The thought that we are nearing the "top" of these lists is surreal. When will it sink in that we will, truly, really, actually have adopted children to call our own?
This week was a huge milestone. Not just because we are now at #13 and #3, but mostly because we had the chance to really seek the Lord with some dear friends, Danny and Amy about His heart for our adoption.
We were feeling a real urgency to get on our knees and hear the Lord speak to us regarding whether we get one or two babes. Time after time, I have asked Him this question without feeling clarity! Of course, I know that the Lord will speak if we open-heartedly listen - so I wondered if I wasn't listening, or He wasn't choosing to speak.
This week He spoke. We got the assurance that He has a big plan for our family. Not only are we opening our lives to a child or children, we are opening our lives to the children of Ethiopia. It is a dream, that the Lord gave us, to someday give back to the country who gave us our child(ren). He confirmed that this week.

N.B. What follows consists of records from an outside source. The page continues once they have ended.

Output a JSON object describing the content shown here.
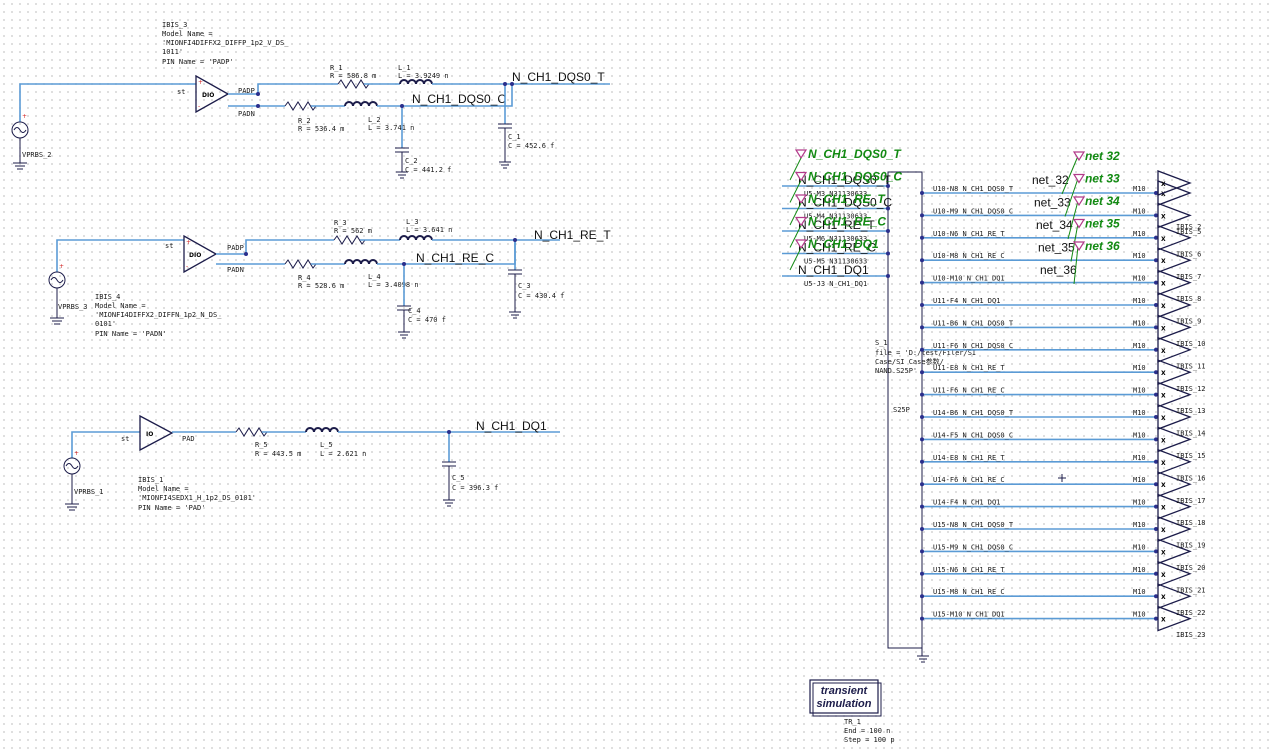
{
  "circuit1": {
    "ibis_label": "IBIS_3",
    "model_name_label": "Model Name =",
    "model_name_l1": "'MIONFI4DIFFX2_DIFFP_1p2_V_DS_",
    "model_name_l2": "1011'",
    "pin_name": "PIN Name = 'PADP'",
    "buf_st": "st",
    "buf_text": "DIO",
    "pin_padp": "PADP",
    "pin_padn": "PADN",
    "source": "VPRBS_2",
    "r1_name": "R_1",
    "r1_val": "R = 586.8 m",
    "l1_name": "L_1",
    "l1_val": "L = 3.9249 n",
    "r2_name": "R_2",
    "r2_val": "R = 536.4 m",
    "l2_name": "L_2",
    "l2_val": "L = 3.741 n",
    "c1_name": "C_1",
    "c1_val": "C = 452.6 f",
    "c2_name": "C_2",
    "c2_val": "C = 441.2 f",
    "net_t": "N_CH1_DQS0_T",
    "net_c": "N_CH1_DQS0_C"
  },
  "circuit2": {
    "ibis_label": "IBIS_4",
    "model_name_label": "Model Name =",
    "model_name_l1": "'MIONFI4DIFFX2_DIFFN_1p2_N_DS_",
    "model_name_l2": "0101'",
    "pin_name": "PIN Name = 'PADN'",
    "buf_st": "st",
    "buf_text": "DIO",
    "pin_padp": "PADP",
    "pin_padn": "PADN",
    "source": "VPRBS_3",
    "r3_name": "R_3",
    "r3_val": "R = 562 m",
    "l3_name": "L_3",
    "l3_val": "L = 3.641 n",
    "r4_name": "R_4",
    "r4_val": "R = 528.6 m",
    "l4_name": "L_4",
    "l4_val": "L = 3.4098 n",
    "c3_name": "C_3",
    "c3_val": "C = 430.4 f",
    "c4_name": "C_4",
    "c4_val": "C = 470 f",
    "net_t": "N_CH1_RE_T",
    "net_c": "N_CH1_RE_C"
  },
  "circuit3": {
    "ibis_label": "IBIS_1",
    "model_name_label": "Model Name =",
    "model_name_l1": "'MIONFI4SEDX1_H_1p2_DS_0101'",
    "pin_name": "PIN Name = 'PAD'",
    "buf_st": "st",
    "buf_text": "IO",
    "pin_pad": "PAD",
    "source": "VPRBS_1",
    "r5_name": "R_5",
    "r5_val": "R = 443.5 m",
    "l5_name": "L_5",
    "l5_val": "L = 2.621 n",
    "c5_name": "C_5",
    "c5_val": "C = 396.3 f",
    "net": "N_CH1_DQ1"
  },
  "sparam": {
    "name": "S_1",
    "file_l1": "file = 'D:/test/Filer/SI",
    "file_l2": "Case/SI Case参数/",
    "file_l3": "NAND.S25P'",
    "center_label": "S25P",
    "left_ports": [
      "U5-M3 N31130633",
      "U5-M4 N31130633",
      "U5-M6 N31130633",
      "U5-M5 N31130633",
      "U5-J3 N_CH1_DQ1"
    ],
    "left_net_labels": [
      "N_CH1_DQS0_T",
      "N_CH1_DQS0_C",
      "N_CH1_RE_T",
      "N_CH1_RE_C",
      "N_CH1_DQ1"
    ],
    "left_green_labels": [
      "N_CH1_DQS0_T",
      "N_CH1_DQS0_C",
      "N_CH1_RE_T",
      "N_CH1_RE_C",
      "N_CH1_DQ1"
    ],
    "right_ports": [
      "U10-N8 N_CH1_DQS0_T",
      "U10-M9 N_CH1_DQS0_C",
      "U10-N6 N_CH1_RE_T",
      "U10-M8 N_CH1_RE_C",
      "U10-M10 N_CH1_DQ1",
      "U11-F4 N_CH1_DQ1",
      "U11-B6 N_CH1_DQS0_T",
      "U11-F6 N_CH1_DQS0_C",
      "U11-E8 N_CH1_RE_T",
      "U11-F6 N_CH1_RE_C",
      "U14-B6 N_CH1_DQS0_T",
      "U14-F5 N_CH1_DQS0_C",
      "U14-E8 N_CH1_RE_T",
      "U14-F6 N_CH1_RE_C",
      "U14-F4 N_CH1_DQ1",
      "U15-N8 N_CH1_DQS0_T",
      "U15-M9 N_CH1_DQS0_C",
      "U15-N6 N_CH1_RE_T",
      "U15-M8 N_CH1_RE_C",
      "U15-M10 N_CH1_DQ1"
    ],
    "model_label": "M10",
    "ibis_labels": [
      "IBIS_5",
      "IBIS_6",
      "IBIS_7",
      "IBIS_8",
      "IBIS_9",
      "IBIS_10",
      "IBIS_11",
      "IBIS_12",
      "IBIS_13",
      "IBIS_14",
      "IBIS_15",
      "IBIS_16",
      "IBIS_17",
      "IBIS_18",
      "IBIS_19",
      "IBIS_20",
      "IBIS_21",
      "IBIS_22",
      "IBIS_23"
    ],
    "top_ibis_label": "IBIS_2",
    "buffer_text": "X"
  },
  "net_labels_right": [
    "net_32",
    "net_33",
    "net_34",
    "net_35",
    "net_36"
  ],
  "green_net_labels_right": [
    "net 32",
    "net 33",
    "net 34",
    "net 35",
    "net 36"
  ],
  "transient": {
    "line1": "transient",
    "line2": "simulation",
    "name": "TR_1",
    "end": "End = 100 n",
    "step": "Step = 100 p"
  },
  "colors": {
    "wire": "#5b9bd5",
    "symbol": "#1c1c4a",
    "probe": "#128a12",
    "marker": "#b23a8a"
  }
}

He also made it clear that He is not dictating whether we get one or two children. He will bless either decision. It was really helpful for Ryan to talk openly with our friends about fears of provision (financially, and culturally) for two children. Would he have what it takes to nuture two African American children - especially a young man - in this culture we live in? It is an important question. Many, many adopted children in biracial families have a hard time feeling that sense of belonging. We desperately want to provide this for our children.

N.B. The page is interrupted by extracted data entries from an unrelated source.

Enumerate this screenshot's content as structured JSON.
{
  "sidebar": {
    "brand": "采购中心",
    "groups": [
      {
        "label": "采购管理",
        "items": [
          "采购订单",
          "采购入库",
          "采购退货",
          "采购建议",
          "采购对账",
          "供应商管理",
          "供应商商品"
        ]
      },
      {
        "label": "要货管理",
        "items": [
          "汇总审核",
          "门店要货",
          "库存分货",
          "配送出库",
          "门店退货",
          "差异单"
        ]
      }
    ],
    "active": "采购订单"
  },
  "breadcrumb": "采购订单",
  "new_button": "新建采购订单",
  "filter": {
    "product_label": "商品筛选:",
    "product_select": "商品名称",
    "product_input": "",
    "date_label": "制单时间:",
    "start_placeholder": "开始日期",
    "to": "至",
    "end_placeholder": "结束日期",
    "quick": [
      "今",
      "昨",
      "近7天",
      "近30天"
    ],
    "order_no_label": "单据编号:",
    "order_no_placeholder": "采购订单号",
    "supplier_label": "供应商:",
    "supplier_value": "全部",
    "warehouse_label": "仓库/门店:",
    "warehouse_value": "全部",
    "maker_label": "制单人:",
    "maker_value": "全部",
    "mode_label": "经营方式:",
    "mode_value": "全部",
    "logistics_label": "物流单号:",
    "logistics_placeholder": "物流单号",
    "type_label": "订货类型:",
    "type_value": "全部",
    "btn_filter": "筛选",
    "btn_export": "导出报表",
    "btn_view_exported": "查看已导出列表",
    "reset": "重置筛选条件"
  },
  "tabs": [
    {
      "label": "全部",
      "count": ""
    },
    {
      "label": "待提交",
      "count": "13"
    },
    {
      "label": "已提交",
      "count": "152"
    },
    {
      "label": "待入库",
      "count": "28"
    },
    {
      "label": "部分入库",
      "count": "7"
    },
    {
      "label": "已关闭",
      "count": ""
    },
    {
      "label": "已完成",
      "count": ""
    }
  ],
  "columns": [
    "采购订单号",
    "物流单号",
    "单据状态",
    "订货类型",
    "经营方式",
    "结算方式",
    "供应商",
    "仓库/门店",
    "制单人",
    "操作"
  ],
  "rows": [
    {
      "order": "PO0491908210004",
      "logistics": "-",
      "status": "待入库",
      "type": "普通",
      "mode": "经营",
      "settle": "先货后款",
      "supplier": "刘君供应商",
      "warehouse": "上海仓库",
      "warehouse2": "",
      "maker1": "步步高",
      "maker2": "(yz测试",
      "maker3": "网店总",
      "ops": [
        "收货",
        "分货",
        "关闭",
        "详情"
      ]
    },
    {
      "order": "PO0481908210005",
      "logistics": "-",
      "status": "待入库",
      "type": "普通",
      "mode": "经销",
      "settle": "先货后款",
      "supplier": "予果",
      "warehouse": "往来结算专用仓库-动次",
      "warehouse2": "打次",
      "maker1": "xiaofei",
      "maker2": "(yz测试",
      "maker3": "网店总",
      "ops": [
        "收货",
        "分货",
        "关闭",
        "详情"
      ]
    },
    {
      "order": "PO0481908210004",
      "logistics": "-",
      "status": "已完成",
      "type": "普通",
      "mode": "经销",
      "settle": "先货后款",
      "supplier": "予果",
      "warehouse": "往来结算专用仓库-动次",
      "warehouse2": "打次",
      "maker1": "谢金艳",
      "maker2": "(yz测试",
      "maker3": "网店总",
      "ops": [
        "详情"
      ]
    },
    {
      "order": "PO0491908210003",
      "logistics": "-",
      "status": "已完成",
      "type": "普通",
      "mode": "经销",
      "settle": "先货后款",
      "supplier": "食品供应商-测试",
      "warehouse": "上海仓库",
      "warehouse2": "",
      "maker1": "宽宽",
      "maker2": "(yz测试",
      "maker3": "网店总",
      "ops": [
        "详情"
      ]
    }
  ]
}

The encouragement we got was that the Lord was "all for" us adopting two - there are wonderful benefits of being able to bring up biological siblings together. Our friends praying for us told us that in their spirits they had that peaceful excitement for us adopting two!
But in the end, He will give us full peace over the decision. We went in to our prayer time without peace about adopting two, and left encouraged that some of that was due to thoughts and worries that weren't from Him; and some of that may be reservation from Him that he has given us to direct us. Only Ryan and I can know which it is. So we will keep praying and see.
Whatever we do, it will be quite an adventure! Enough of just having the ticket in our pocket, we can't wait to get on the ride!